Weil dein Körper bei Parkour so sehr gefordert wird und unter Anspannung steht, bieten sich entspannende Übungen wie Yoga als Ausgleich an. Alles was du über Yoga wissen musst und wie du es lernst, erfährst du hier.

Wärme dich immer auf

Bei Parkour werden die Muskeln schnell und schwer beansprucht. Deswegen solltest du sie vorher immer auf die Belastung vorbereiten. Wärme dich deswegen umfangreich auf.  Mit einer guten Aufwärm-Einheit lässt sich zudem einem Muskelkater vorbeugen.

Mit einem guten Aufwärm-Training wird die Leistungsbereitschaft des Körpers sowie die mentale Bereitschaft gesteigert. Aufwärmen vermindert außerdem das Verletzungsrisiko. Muskeln, Bänder, Gelenke und das Herz-Kreislaufsystem werden in Schwung gebracht und auf die eigentliche Tätigkeit vorbereitet.

Ähnliche Sportarten

Parkour wird oft mit ähnlichen Sportarten verwechselt. Viele Menschen denken beispielsweise, dass Parkour und Freerunning dieselbe Sportart wäre. Dabei geht es beim Parkour darum, das Ziel so schnell wie möglich und mit so wenig Kraftaufwand wie möglich zu erreichen. Beim Freerunning geht es eher um die Ausführung von Tricks und kunstvollen Bewegungen.

Freerunning

Parkour und Freerunning werden oft verwechselt

Freerunning und Parkour werden oft miteinander verwechselt, weil sich einige Bewegungen und Techniken der beiden Disziplinen sowie die Einsatzgebiete der beiden Sportarten ähneln.

Beim Freerunning steht aber hauptsächlich die Kreativität im Vordergrund, nicht das Tempo oder die Effizienz wie beim Parkour. Deswegen kombinieren Freerunner die Sprünge über Hindernisse mit Tricks wie Salti. Wegen der spektakulären Natur der Sportart hat sie sich vor allem durch die Medien stark verbreitet.

Tricking

Tricking ist eine junge Sportart, die eher dem Freerunning ähnelt als dem Parkour. Das Tricking ist nämlich eine Mischung aus verschiedenen Kampfsporttechniken, bei der du hauptsächlich Tricks wie Salti, Schrauben und Drehungen in der Luft machst.
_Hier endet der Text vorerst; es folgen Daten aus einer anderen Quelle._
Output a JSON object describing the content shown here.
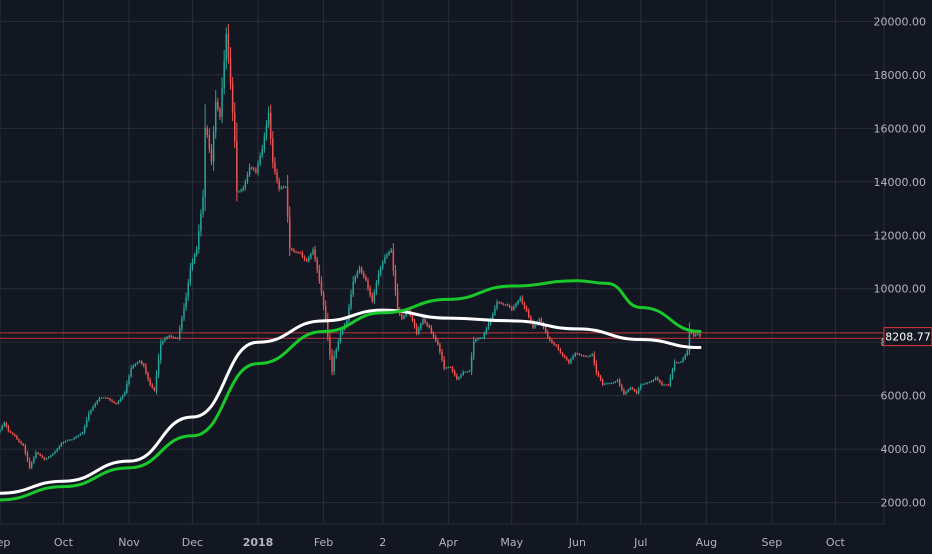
{
  "colors": {
    "background": "#131722",
    "grid": "#2a2e39",
    "axis_text": "#b2b5be",
    "up_candle": "#26a69a",
    "down_candle": "#ef5350",
    "ma_white": "#ffffff",
    "ma_green": "#19c82a",
    "price_line": "#e0393e",
    "price_tag_bg": "#131722",
    "price_tag_border": "#e0393e"
  },
  "price_tag": "8208.77",
  "chart_data": {
    "type": "candlestick",
    "title": "",
    "xlabel": "",
    "ylabel": "",
    "x_range": [
      "2017-09-01",
      "2018-10-24"
    ],
    "ylim": [
      1200,
      20800
    ],
    "grid": true,
    "y_ticks": [
      2000,
      4000,
      6000,
      8000,
      10000,
      12000,
      14000,
      16000,
      18000,
      20000
    ],
    "y_tick_labels": [
      "2000.00",
      "4000.00",
      "6000.00",
      "8000.00",
      "10000.00",
      "12000.00",
      "14000.00",
      "16000.00",
      "18000.00",
      "20000.00"
    ],
    "x_ticks": [
      {
        "date": "2017-09-01",
        "label": "Sep"
      },
      {
        "date": "2017-10-01",
        "label": "Oct"
      },
      {
        "date": "2017-11-01",
        "label": "Nov"
      },
      {
        "date": "2017-12-01",
        "label": "Dec"
      },
      {
        "date": "2018-01-01",
        "label": "2018"
      },
      {
        "date": "2018-02-01",
        "label": "Feb"
      },
      {
        "date": "2018-03-01",
        "label": "2"
      },
      {
        "date": "2018-04-01",
        "label": "Apr"
      },
      {
        "date": "2018-05-01",
        "label": "May"
      },
      {
        "date": "2018-06-01",
        "label": "Jun"
      },
      {
        "date": "2018-07-01",
        "label": "Jul"
      },
      {
        "date": "2018-08-01",
        "label": "Aug"
      },
      {
        "date": "2018-09-01",
        "label": "Sep"
      },
      {
        "date": "2018-10-01",
        "label": "Oct"
      }
    ],
    "horizontal_lines": [
      8150,
      8350
    ],
    "close_keypoints": [
      [
        "2017-09-01",
        4700
      ],
      [
        "2017-09-03",
        4900
      ],
      [
        "2017-09-05",
        4600
      ],
      [
        "2017-09-08",
        4500
      ],
      [
        "2017-09-12",
        4200
      ],
      [
        "2017-09-14",
        3600
      ],
      [
        "2017-09-15",
        3300
      ],
      [
        "2017-09-18",
        3800
      ],
      [
        "2017-09-22",
        3600
      ],
      [
        "2017-09-26",
        3900
      ],
      [
        "2017-09-30",
        4200
      ],
      [
        "2017-10-05",
        4300
      ],
      [
        "2017-10-10",
        4700
      ],
      [
        "2017-10-13",
        5400
      ],
      [
        "2017-10-18",
        5800
      ],
      [
        "2017-10-22",
        5900
      ],
      [
        "2017-10-26",
        5800
      ],
      [
        "2017-10-30",
        6100
      ],
      [
        "2017-11-02",
        6900
      ],
      [
        "2017-11-06",
        7300
      ],
      [
        "2017-11-08",
        7200
      ],
      [
        "2017-11-11",
        6500
      ],
      [
        "2017-11-13",
        6200
      ],
      [
        "2017-11-16",
        7800
      ],
      [
        "2017-11-20",
        8200
      ],
      [
        "2017-11-24",
        8300
      ],
      [
        "2017-11-28",
        9700
      ],
      [
        "2017-11-30",
        10600
      ],
      [
        "2017-12-03",
        11300
      ],
      [
        "2017-12-06",
        13500
      ],
      [
        "2017-12-07",
        16200
      ],
      [
        "2017-12-08",
        16000
      ],
      [
        "2017-12-10",
        15000
      ],
      [
        "2017-12-12",
        17100
      ],
      [
        "2017-12-14",
        16300
      ],
      [
        "2017-12-17",
        19200
      ],
      [
        "2017-12-19",
        17500
      ],
      [
        "2017-12-21",
        15600
      ],
      [
        "2017-12-22",
        13800
      ],
      [
        "2017-12-25",
        14000
      ],
      [
        "2017-12-28",
        14500
      ],
      [
        "2017-12-31",
        14100
      ],
      [
        "2018-01-03",
        15100
      ],
      [
        "2018-01-06",
        16800
      ],
      [
        "2018-01-08",
        15000
      ],
      [
        "2018-01-11",
        13800
      ],
      [
        "2018-01-14",
        13600
      ],
      [
        "2018-01-16",
        11300
      ],
      [
        "2018-01-18",
        11300
      ],
      [
        "2018-01-21",
        11500
      ],
      [
        "2018-01-24",
        11200
      ],
      [
        "2018-01-27",
        11400
      ],
      [
        "2018-01-30",
        10100
      ],
      [
        "2018-02-02",
        8800
      ],
      [
        "2018-02-05",
        7000
      ],
      [
        "2018-02-06",
        7600
      ],
      [
        "2018-02-09",
        8400
      ],
      [
        "2018-02-12",
        8700
      ],
      [
        "2018-02-15",
        10100
      ],
      [
        "2018-02-18",
        10800
      ],
      [
        "2018-02-21",
        10500
      ],
      [
        "2018-02-24",
        9600
      ],
      [
        "2018-02-27",
        10400
      ],
      [
        "2018-03-02",
        11000
      ],
      [
        "2018-03-05",
        11500
      ],
      [
        "2018-03-08",
        9400
      ],
      [
        "2018-03-10",
        9000
      ],
      [
        "2018-03-13",
        9100
      ],
      [
        "2018-03-17",
        8200
      ],
      [
        "2018-03-20",
        8900
      ],
      [
        "2018-03-23",
        8700
      ],
      [
        "2018-03-27",
        7900
      ],
      [
        "2018-03-30",
        6900
      ],
      [
        "2018-04-02",
        7000
      ],
      [
        "2018-04-05",
        6700
      ],
      [
        "2018-04-08",
        7000
      ],
      [
        "2018-04-11",
        6900
      ],
      [
        "2018-04-13",
        7900
      ],
      [
        "2018-04-17",
        8100
      ],
      [
        "2018-04-20",
        8800
      ],
      [
        "2018-04-24",
        9600
      ],
      [
        "2018-04-27",
        9300
      ],
      [
        "2018-05-01",
        9100
      ],
      [
        "2018-05-05",
        9800
      ],
      [
        "2018-05-08",
        9300
      ],
      [
        "2018-05-11",
        8500
      ],
      [
        "2018-05-14",
        8700
      ],
      [
        "2018-05-18",
        8200
      ],
      [
        "2018-05-22",
        8000
      ],
      [
        "2018-05-25",
        7500
      ],
      [
        "2018-05-28",
        7100
      ],
      [
        "2018-05-31",
        7500
      ],
      [
        "2018-06-04",
        7600
      ],
      [
        "2018-06-08",
        7600
      ],
      [
        "2018-06-10",
        6800
      ],
      [
        "2018-06-13",
        6300
      ],
      [
        "2018-06-17",
        6500
      ],
      [
        "2018-06-20",
        6700
      ],
      [
        "2018-06-23",
        6100
      ],
      [
        "2018-06-26",
        6200
      ],
      [
        "2018-06-29",
        6000
      ],
      [
        "2018-07-01",
        6400
      ],
      [
        "2018-07-04",
        6600
      ],
      [
        "2018-07-08",
        6700
      ],
      [
        "2018-07-11",
        6300
      ],
      [
        "2018-07-14",
        6300
      ],
      [
        "2018-07-17",
        7300
      ],
      [
        "2018-07-20",
        7400
      ],
      [
        "2018-07-23",
        7700
      ],
      [
        "2018-07-24",
        8400
      ],
      [
        "2018-07-26",
        8100
      ],
      [
        "2018-07-29",
        8208.77
      ]
    ],
    "series": [
      {
        "type": "line",
        "color": "#ffffff",
        "values": [
          [
            "2017-09-01",
            2350
          ],
          [
            "2017-10-01",
            2800
          ],
          [
            "2017-11-01",
            3550
          ],
          [
            "2017-12-01",
            5200
          ],
          [
            "2018-01-01",
            8000
          ],
          [
            "2018-02-01",
            8800
          ],
          [
            "2018-03-01",
            9200
          ],
          [
            "2018-04-01",
            8900
          ],
          [
            "2018-05-01",
            8800
          ],
          [
            "2018-06-01",
            8500
          ],
          [
            "2018-07-01",
            8100
          ],
          [
            "2018-07-29",
            7800
          ]
        ]
      },
      {
        "type": "line",
        "color": "#19c82a",
        "values": [
          [
            "2017-09-01",
            2100
          ],
          [
            "2017-10-01",
            2600
          ],
          [
            "2017-11-01",
            3300
          ],
          [
            "2017-12-01",
            4500
          ],
          [
            "2018-01-01",
            7200
          ],
          [
            "2018-02-01",
            8400
          ],
          [
            "2018-03-01",
            9100
          ],
          [
            "2018-04-01",
            9600
          ],
          [
            "2018-05-01",
            10100
          ],
          [
            "2018-06-01",
            10300
          ],
          [
            "2018-06-15",
            10200
          ],
          [
            "2018-07-01",
            9300
          ],
          [
            "2018-07-29",
            8400
          ]
        ]
      }
    ]
  }
}
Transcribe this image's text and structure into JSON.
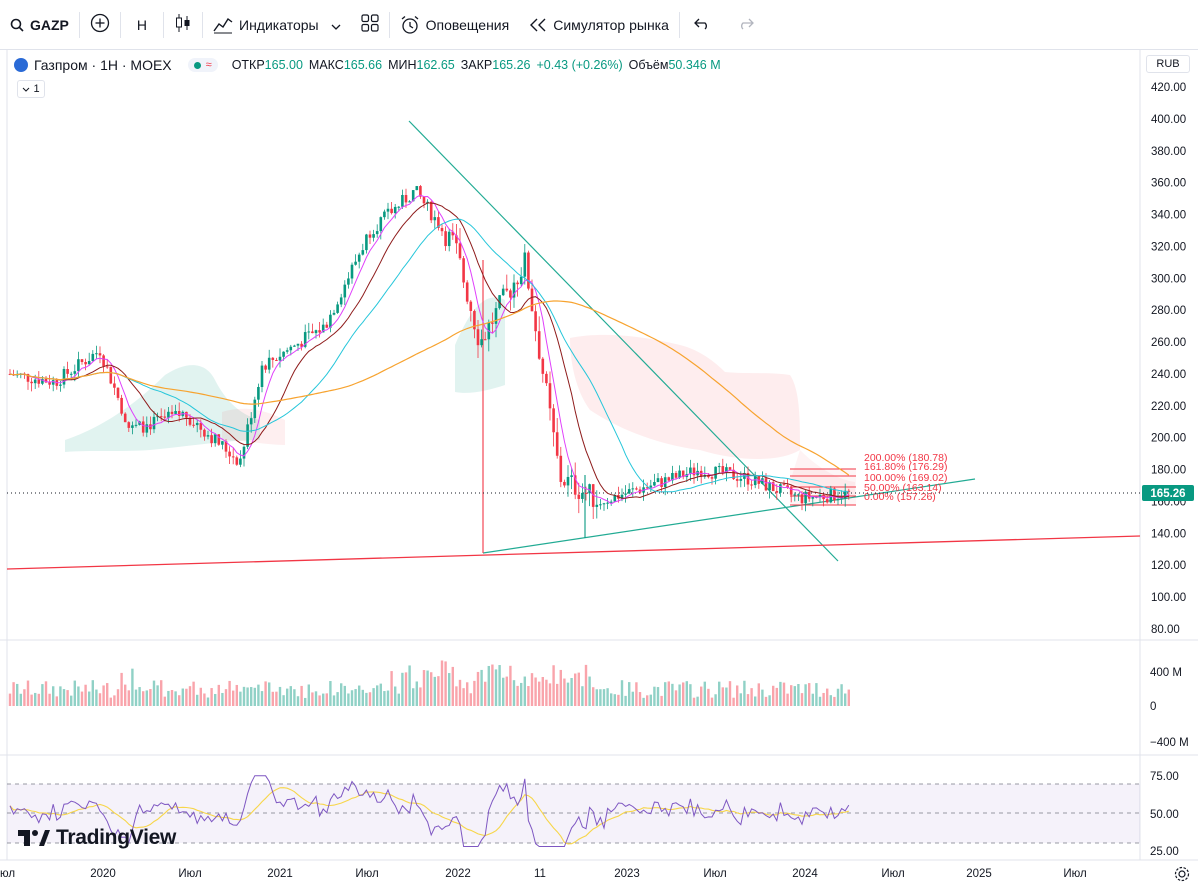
{
  "toolbar": {
    "symbol": "GAZP",
    "interval": "H",
    "indicators": "Индикаторы",
    "alerts": "Оповещения",
    "replay": "Симулятор рынка"
  },
  "legend": {
    "title": "Газпром · 1Н · MOEX",
    "open_label": "ОТКР",
    "open": "165.00",
    "high_label": "МАКС",
    "high": "165.66",
    "low_label": "МИН",
    "low": "162.65",
    "close_label": "ЗАКР",
    "close": "165.26",
    "change": "+0.43 (+0.26%)",
    "volume_label": "Объём",
    "volume": "50.346 M",
    "collapse_count": "1"
  },
  "currency": "RUB",
  "price_axis": [
    "420.00",
    "400.00",
    "380.00",
    "360.00",
    "340.00",
    "320.00",
    "300.00",
    "280.00",
    "260.00",
    "240.00",
    "220.00",
    "200.00",
    "180.00",
    "160.00",
    "140.00",
    "120.00",
    "100.00",
    "80.00"
  ],
  "last_price": "165.26",
  "volume_axis": [
    "400 M",
    "0",
    "−400 M"
  ],
  "rsi_axis": [
    "75.00",
    "50.00",
    "25.00"
  ],
  "time_axis": [
    "юл",
    "2020",
    "Июл",
    "2021",
    "Июл",
    "2022",
    "11",
    "2023",
    "Июл",
    "2024",
    "Июл",
    "2025",
    "Июл"
  ],
  "fib_levels": [
    "200.00% (180.78)",
    "161.80% (176.29)",
    "100.00% (169.02)",
    "50.00% (163.14)",
    "0.00% (157.26)"
  ],
  "brand": "TradingView",
  "colors": {
    "up": "#089981",
    "down": "#f23645",
    "accent": "#2962ff",
    "ma_orange": "#f7a32f",
    "ma_teal": "#26c6da",
    "ma_pink": "#e040fb"
  },
  "chart_data": {
    "type": "candlestick",
    "instrument": "Газпром · 1Н · MOEX",
    "x": [
      "2019-07",
      "2019-10",
      "2020-01",
      "2020-04",
      "2020-07",
      "2020-10",
      "2021-01",
      "2021-04",
      "2021-07",
      "2021-10",
      "2022-01",
      "2022-04",
      "2022-07",
      "2022-10",
      "2023-01",
      "2023-04",
      "2023-07",
      "2023-10",
      "2024-01",
      "2024-03"
    ],
    "close": [
      240,
      235,
      255,
      205,
      215,
      185,
      245,
      270,
      330,
      355,
      320,
      260,
      310,
      175,
      160,
      170,
      180,
      175,
      162,
      165.26
    ],
    "ylim": [
      80,
      420
    ],
    "last_close": 165.26,
    "fibonacci": [
      {
        "level": "200.00%",
        "value": 180.78
      },
      {
        "level": "161.80%",
        "value": 176.29
      },
      {
        "level": "100.00%",
        "value": 169.02
      },
      {
        "level": "50.00%",
        "value": 163.14
      },
      {
        "level": "0.00%",
        "value": 157.26
      }
    ]
  }
}
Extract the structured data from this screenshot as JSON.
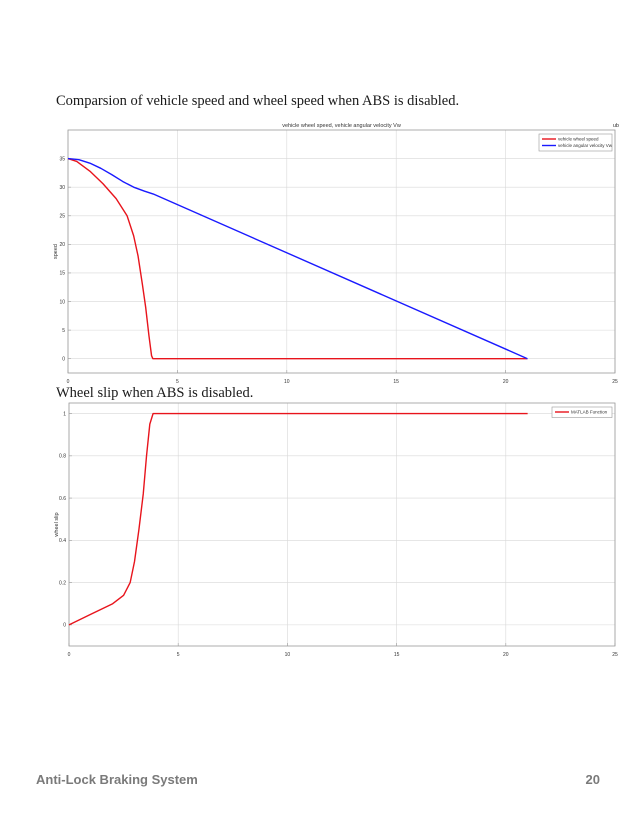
{
  "captions": {
    "first": "Comparsion of vehicle speed and wheel speed when ABS is disabled.",
    "second": "Wheel slip when ABS is disabled."
  },
  "footer": {
    "title": "Anti-Lock Braking System",
    "page_number": "20"
  },
  "colors": {
    "red": "#e8141c",
    "blue": "#1a1aff",
    "grid": "#d8d8d8",
    "axis": "#9a9a9a"
  },
  "chart_data": [
    {
      "type": "line",
      "title": "vehicle wheel speed, vehicle angular velocity Vw",
      "corner_label": "ub",
      "xlabel": "",
      "ylabel": "speed",
      "xlim": [
        0,
        25
      ],
      "ylim": [
        -2.5,
        40
      ],
      "xticks": [
        0,
        5,
        10,
        15,
        20,
        25
      ],
      "yticks": [
        0,
        5,
        10,
        15,
        20,
        25,
        30,
        35
      ],
      "grid": true,
      "legend_position": "top-right",
      "series": [
        {
          "name": "vehicle wheel speed",
          "color": "red",
          "x": [
            0,
            0.4,
            1,
            1.6,
            2.2,
            2.7,
            3.0,
            3.2,
            3.4,
            3.55,
            3.7,
            3.82,
            3.88,
            21
          ],
          "y": [
            35,
            34.5,
            32.8,
            30.6,
            28,
            25,
            21.5,
            18,
            13,
            9,
            4,
            0.5,
            0,
            0
          ]
        },
        {
          "name": "vehicle angular velocity Vw",
          "color": "blue",
          "x": [
            0,
            0.5,
            1.0,
            1.5,
            2.0,
            2.5,
            3.0,
            3.5,
            3.9,
            21
          ],
          "y": [
            35,
            34.8,
            34.2,
            33.3,
            32.2,
            31.0,
            30.0,
            29.3,
            28.8,
            0
          ]
        }
      ]
    },
    {
      "type": "line",
      "title": "",
      "xlabel": "",
      "ylabel": "wheel slip",
      "xlim": [
        0,
        25
      ],
      "ylim": [
        -0.1,
        1.05
      ],
      "xticks": [
        0,
        5,
        10,
        15,
        20,
        25
      ],
      "yticks": [
        0,
        0.2,
        0.4,
        0.6,
        0.8,
        1
      ],
      "ytick_labels": [
        "0",
        "0.2",
        "0.4",
        "0.6",
        "0.8",
        "1"
      ],
      "grid": true,
      "legend_position": "top-right",
      "series": [
        {
          "name": "MATLAB Function",
          "color": "red",
          "x": [
            0,
            1,
            2,
            2.5,
            2.8,
            3.0,
            3.2,
            3.4,
            3.55,
            3.7,
            3.85,
            21
          ],
          "y": [
            0,
            0.05,
            0.1,
            0.14,
            0.2,
            0.3,
            0.45,
            0.62,
            0.8,
            0.95,
            1,
            1
          ]
        }
      ]
    }
  ]
}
Das funktioniert komplett ohne Hilfsmittel und mit der Kraft des eigenen Körpers. Es ist quasi Freerunning, ohne die Hindernisse.

Hindernislauf und Extrem-Hindernislauf

Der klassische Hindernislauf ist eine Disziplin in der Leichtathletik, bei der der Sportler eine vorgegebene Strecke so schnell wie möglich läuft und dabei über Hindernisse springt. Im Laufe der Zeit hat sich aber auch diese Sportart weiterentwickelt und mittlerweile trainieren viele für Extrem-Hindernisläufe. Ähnlich wie beim Parkour stammt auch diese Trendsportart aus dem Militär. Es geht darum, sehr schwierige Hindernisse zu bezwingen wie Klettergerüste, Kriechstrecken, Tauchstrecken oder Reifenbarrikaden. Dabei werden unter anderem deine Ausdauer, Geschicklichkeit und Koordination gefördert.